Digital Filters

A signal is defined as any physical quantity that varies with changes of one or more independent variables, and each can be any physical value, such as time, distance, position, temperature, or pressure (Elali, 2003; Smith, 2002). The independent variable is usually referred to as “time”. Examples of signals that we frequently encounter are speech, music, picture, and video signals. If the independent variable is continuous, the signal is called continuous-time signal or analog signal, and is mathematically denoted as x(t). For discrete-time signals, the independent variable is a discrete variable; therefore, a discrete-time signal is defined as a function of an independent variable n, where n is an integer. Consequently, x(n) represents a sequence of values, some of which can be zeros, for each value of integer n. The discrete–time signal is not defined at instants between integers, and it is incorrect to say that x(n) is zero at times between integers.
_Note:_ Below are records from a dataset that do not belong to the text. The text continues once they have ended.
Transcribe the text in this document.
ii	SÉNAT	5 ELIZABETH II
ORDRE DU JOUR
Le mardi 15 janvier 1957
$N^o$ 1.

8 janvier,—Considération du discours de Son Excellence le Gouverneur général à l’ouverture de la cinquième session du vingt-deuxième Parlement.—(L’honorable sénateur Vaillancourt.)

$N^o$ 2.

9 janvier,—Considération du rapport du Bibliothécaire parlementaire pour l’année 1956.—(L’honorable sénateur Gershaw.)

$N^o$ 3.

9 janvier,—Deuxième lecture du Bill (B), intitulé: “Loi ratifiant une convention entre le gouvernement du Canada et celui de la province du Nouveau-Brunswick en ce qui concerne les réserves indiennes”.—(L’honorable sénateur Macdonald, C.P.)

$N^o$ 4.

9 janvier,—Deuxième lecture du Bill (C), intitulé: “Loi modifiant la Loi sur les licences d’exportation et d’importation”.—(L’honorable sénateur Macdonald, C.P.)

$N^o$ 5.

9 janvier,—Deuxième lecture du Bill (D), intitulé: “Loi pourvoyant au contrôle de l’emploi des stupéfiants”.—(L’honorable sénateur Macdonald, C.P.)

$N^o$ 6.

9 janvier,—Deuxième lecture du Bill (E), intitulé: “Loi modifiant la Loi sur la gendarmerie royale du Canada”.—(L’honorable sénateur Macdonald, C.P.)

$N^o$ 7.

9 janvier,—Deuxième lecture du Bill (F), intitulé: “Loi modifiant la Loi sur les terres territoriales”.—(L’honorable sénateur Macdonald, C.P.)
The amplitude of both the continuous and discrete-time signals may be continuous or discrete. Digital signals are discrete-time signals for which the amplitude is discrete. Figure 1 illustrates the analog and the discrete-time signals. Most signals that we encounter are generated by natural means. However, a signal can also be generated synthetically or by computer simulation (Mitra, 2006). Signal carries information, and the objective of signal processing is to extract useful information carried by the signal. The method of information extraction depends on the type of signal and the nature of the information being carried by the signal. “Thus, roughly speaking, signal processing is concerned with the mathematical representation of the signal and algorithmic operation carried out on it to extract the information present,’’ (Mitra, 2006, pp. 1).